Wikipedia is a great source of data on nature’s deadly capabilities—and the data are sliced and diced in all sorts of ways. (Remember that this data is only as accurate as the contributors to the Wikipedia pages.)
Not surprisingly, the United States and China make frequent appearances on many of the Top 10 lists. Both countries are massive, contain a wide variety of geographic hazards, and have areas of massive population density.
- Ten deadliest natural disasters ever by highest estimated death toll excluding epidemics and famines: 6 of the 10 were in China.
- Ten deadliest natural disasters since 1900 excluding epidemics and famines: 5 were in China.
- Deadliest natural disasters by year excluding epidemics and famines
Wikipedia also presented natural disasters by cause; if the U.S. isn’t named, we didn’t make the list.
- Deadliest earthquakes: 10 of 46 in China
- Deadliest famines: 6 of 29 in China
- Deadliest impact events: of 13, 1 in the U.S.; 4 in China
- Deadliest limnic eruptions
- Deadliest wildfires/bushfires: 6 of 25 were in the United States
- Ten deadliest avalanches/landslides: 3 of 10 were in China
- Ten deadliest blizzards: 7 of 10 were in the U.S.
- Ten deadliest floods: 5 of 10 in China
- Ten deadliest heat waves: 3 of 10 were in the U.S.
- Ten deadliest pandemics / epidemics (does not include COVID-19): 4 of 10 were worldwide
- Ten deadliest tornadoes: 2 of 10 were in the U.S.
- Ten deadliest tropical cyclones: 1 of 10 in China
- Ten deadliest tsunamis
- Ten deadliest volcanic eruptions
Looking through these lists, it becomes apparent that of the 14 natural disasters included, the United States predominates in blizzards, while the worst natural disasters by death toll occurred in China. Part of this is no doubt because of the population differences.
If one looks at the list of countries by natural disaster risk, from lowest to highest, the United States is ranked 45 out of 171, and is considered low risk. China is 87, and considered high risk. Qatar is #1, very low risk. At the other extreme is Vanuatu, ranked #171, extremely high risk.
N.B.: Rankings are based on data from 2012 to 2018.
Pay attention to what’s going on in Texas, especially, but also locally, to see the web of problems that can emerge. For example, several of the most common disasters in the United States cause power outages. Consider the options for tension and conflict possibilities.
- No light
- No heat/AC, depending on the season
- No way to charge mobile devices
- No way to cook, unless you have a gas stove
- No water, and no way to boil contaminated water
- Food spoiling without refrigeration
- No internet
- No TV
- These together often limit inhabitants’ access to information
- Destruction of property
- Loss of personal possessions
- Danger to children, the elderly, pets
- Hospitals not functioning
- Generators in hospitals are set up to handle only necessary equipment, not escalators or vending machines
Now consider a similar situation in an area where such conditions are common. In many ways, “developing countries” are better able to cope with certain natural disasters.

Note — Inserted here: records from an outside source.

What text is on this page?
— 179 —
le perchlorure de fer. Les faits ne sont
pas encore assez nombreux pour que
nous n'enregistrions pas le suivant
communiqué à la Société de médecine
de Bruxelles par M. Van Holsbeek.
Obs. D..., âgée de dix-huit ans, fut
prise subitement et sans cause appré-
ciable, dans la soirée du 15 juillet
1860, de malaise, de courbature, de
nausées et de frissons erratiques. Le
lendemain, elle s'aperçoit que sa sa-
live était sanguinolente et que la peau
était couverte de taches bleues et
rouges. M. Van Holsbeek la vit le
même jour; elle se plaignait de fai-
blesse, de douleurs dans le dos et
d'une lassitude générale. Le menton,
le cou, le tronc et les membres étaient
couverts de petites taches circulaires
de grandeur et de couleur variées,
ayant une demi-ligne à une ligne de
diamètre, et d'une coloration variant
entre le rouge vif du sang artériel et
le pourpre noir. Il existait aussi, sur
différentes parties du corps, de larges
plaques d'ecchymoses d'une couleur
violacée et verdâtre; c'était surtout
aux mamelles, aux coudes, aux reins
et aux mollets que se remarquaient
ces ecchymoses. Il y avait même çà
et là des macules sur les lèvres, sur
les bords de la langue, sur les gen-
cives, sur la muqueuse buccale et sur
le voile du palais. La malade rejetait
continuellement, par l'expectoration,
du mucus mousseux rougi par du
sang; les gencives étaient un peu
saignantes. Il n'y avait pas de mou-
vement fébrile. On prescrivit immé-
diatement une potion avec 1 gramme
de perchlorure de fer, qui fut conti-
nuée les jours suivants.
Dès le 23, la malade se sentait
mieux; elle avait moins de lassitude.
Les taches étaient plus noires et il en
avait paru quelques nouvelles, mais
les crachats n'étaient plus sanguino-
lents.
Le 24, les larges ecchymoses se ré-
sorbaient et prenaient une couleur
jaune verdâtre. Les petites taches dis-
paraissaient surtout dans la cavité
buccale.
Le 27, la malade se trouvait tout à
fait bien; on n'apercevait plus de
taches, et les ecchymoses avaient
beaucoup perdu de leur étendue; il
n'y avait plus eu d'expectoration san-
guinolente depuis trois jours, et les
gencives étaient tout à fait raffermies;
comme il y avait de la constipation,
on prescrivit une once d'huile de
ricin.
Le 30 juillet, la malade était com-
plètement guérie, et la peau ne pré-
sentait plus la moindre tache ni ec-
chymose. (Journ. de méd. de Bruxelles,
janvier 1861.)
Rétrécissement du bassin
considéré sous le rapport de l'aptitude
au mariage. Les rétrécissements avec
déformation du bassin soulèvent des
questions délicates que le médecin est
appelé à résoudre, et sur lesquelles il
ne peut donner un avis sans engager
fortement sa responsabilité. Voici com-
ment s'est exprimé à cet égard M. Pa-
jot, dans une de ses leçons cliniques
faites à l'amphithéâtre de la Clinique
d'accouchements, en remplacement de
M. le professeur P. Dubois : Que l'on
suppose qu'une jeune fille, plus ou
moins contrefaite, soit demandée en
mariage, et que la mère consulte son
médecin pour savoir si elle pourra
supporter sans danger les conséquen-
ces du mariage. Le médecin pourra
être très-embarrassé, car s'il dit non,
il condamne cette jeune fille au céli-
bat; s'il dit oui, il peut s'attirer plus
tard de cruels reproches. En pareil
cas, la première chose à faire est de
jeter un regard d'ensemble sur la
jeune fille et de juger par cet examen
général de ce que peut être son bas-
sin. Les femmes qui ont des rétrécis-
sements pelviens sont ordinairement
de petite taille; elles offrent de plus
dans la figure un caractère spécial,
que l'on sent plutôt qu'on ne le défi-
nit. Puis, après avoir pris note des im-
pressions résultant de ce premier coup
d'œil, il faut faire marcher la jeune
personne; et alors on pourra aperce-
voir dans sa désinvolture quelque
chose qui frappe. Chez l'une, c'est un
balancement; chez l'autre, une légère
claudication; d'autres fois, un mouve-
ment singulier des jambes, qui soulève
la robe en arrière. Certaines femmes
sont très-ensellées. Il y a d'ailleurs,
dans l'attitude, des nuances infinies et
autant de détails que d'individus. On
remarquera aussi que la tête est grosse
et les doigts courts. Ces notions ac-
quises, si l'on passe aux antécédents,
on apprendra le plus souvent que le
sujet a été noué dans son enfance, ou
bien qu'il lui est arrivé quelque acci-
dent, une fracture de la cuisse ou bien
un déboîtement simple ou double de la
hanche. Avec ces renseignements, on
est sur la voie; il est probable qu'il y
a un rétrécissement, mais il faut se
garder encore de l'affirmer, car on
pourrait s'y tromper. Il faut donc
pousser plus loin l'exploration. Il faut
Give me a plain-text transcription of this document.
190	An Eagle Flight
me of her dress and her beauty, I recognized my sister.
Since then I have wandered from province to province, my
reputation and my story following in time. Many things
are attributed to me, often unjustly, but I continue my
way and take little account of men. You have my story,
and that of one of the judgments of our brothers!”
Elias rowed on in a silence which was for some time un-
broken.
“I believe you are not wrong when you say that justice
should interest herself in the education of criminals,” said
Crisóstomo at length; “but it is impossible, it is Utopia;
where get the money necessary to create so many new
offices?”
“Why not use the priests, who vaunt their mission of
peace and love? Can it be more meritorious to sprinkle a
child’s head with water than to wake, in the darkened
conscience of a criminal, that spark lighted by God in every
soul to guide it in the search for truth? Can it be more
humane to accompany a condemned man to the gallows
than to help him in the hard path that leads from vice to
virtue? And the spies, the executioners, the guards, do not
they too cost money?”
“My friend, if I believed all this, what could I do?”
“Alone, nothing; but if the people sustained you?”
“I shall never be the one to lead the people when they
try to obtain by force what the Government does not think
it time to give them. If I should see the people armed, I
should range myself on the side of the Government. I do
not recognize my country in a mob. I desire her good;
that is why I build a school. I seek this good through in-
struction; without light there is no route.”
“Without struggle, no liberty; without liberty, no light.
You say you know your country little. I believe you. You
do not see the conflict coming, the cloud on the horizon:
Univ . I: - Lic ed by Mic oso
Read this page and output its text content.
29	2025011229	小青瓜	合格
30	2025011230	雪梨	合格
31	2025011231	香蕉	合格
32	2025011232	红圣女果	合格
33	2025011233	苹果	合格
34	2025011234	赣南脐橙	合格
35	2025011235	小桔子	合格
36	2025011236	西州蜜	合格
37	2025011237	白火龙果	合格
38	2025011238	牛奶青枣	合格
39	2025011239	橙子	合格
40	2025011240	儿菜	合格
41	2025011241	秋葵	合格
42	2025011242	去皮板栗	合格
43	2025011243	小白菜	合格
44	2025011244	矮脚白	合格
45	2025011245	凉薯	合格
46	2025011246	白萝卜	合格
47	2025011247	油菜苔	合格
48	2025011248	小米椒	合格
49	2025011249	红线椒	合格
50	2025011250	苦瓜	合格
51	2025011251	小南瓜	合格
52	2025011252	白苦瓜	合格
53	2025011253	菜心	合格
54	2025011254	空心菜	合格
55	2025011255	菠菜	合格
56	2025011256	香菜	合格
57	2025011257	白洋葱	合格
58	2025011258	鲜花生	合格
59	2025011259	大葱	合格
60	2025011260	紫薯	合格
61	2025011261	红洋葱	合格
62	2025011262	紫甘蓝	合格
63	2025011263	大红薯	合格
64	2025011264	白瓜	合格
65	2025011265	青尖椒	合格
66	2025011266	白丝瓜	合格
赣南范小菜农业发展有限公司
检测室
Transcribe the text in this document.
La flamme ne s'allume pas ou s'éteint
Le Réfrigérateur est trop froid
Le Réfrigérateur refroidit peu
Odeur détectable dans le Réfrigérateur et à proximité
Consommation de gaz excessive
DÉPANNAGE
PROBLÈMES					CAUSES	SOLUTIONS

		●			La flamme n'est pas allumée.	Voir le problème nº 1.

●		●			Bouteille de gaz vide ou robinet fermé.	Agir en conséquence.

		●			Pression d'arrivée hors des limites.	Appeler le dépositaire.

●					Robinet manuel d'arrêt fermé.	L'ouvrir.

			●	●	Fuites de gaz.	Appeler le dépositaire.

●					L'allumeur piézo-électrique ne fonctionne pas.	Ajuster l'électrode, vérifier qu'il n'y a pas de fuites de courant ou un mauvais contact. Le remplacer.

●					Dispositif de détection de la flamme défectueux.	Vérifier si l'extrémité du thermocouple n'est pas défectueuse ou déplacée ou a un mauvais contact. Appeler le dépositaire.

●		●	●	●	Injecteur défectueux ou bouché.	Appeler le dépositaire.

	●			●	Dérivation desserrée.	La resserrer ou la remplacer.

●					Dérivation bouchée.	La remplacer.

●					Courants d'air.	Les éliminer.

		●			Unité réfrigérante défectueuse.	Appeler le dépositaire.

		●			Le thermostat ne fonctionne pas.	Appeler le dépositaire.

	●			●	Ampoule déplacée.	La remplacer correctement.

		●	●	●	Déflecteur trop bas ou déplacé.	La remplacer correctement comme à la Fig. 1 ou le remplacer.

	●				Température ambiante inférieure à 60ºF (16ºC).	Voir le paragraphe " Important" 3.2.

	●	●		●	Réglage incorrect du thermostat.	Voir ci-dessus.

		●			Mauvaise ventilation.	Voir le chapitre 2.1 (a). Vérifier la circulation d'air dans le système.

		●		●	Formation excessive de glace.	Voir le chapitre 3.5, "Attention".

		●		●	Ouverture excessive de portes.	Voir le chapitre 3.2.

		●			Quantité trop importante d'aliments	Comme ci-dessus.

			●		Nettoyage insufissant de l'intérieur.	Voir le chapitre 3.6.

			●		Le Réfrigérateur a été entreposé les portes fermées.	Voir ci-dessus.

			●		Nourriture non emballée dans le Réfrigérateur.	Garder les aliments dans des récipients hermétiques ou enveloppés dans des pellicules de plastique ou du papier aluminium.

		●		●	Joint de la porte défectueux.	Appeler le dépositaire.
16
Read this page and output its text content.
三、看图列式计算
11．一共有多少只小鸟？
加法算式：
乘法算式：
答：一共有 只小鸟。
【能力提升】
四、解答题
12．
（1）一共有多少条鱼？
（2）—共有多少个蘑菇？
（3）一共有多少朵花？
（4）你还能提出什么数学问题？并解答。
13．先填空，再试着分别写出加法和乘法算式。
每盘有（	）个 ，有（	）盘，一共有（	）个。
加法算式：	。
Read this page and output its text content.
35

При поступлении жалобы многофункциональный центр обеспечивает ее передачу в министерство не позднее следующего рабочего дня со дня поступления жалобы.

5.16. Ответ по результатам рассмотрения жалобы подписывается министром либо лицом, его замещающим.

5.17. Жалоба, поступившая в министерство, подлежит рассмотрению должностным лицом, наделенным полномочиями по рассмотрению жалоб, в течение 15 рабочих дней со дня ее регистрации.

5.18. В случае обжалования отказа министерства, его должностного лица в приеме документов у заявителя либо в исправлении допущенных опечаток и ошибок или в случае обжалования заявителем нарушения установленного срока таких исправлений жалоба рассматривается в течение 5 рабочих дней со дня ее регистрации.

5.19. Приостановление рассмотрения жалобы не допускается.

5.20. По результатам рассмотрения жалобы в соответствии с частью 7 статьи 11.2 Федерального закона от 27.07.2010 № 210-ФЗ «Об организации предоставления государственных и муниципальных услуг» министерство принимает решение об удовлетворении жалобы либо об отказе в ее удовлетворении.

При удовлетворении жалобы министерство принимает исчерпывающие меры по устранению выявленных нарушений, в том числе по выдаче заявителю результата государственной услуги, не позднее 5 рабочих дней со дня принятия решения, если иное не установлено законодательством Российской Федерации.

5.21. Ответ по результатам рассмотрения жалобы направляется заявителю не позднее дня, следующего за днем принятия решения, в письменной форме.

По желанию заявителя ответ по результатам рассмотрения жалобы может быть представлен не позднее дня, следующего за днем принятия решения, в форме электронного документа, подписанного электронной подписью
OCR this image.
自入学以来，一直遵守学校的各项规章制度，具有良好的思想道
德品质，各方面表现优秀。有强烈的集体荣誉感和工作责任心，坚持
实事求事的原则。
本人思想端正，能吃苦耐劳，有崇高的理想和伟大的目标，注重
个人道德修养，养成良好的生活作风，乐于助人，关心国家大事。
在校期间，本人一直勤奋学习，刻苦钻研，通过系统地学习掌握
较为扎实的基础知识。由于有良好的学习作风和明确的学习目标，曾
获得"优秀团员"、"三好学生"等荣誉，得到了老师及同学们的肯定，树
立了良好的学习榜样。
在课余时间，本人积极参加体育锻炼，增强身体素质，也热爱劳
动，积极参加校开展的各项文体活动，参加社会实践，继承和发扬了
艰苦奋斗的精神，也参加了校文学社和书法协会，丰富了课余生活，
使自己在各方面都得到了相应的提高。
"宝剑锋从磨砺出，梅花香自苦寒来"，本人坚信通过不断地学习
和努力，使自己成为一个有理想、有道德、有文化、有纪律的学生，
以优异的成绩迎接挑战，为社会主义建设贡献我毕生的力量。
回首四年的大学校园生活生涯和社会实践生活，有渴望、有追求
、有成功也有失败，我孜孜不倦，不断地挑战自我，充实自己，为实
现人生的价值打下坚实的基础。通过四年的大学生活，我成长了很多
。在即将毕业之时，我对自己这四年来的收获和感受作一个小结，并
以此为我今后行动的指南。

- Fewer communities have reliable access to electricity, water, and internet, so houses and businesses are accustomed to using wood stoves, water pumps, solar power, hand tools, etc.
- Hospitals and are often run on generators at all times, so there is no disruption if the power grid goes down.
- Food is stored in ways that do not require refrigeration or freezing.
- Children and the elderly frequently live together in multigenerational households, making caretaking much easier.
Bottom Line: Mother Nature can be a main force in people’s/characters’ lives!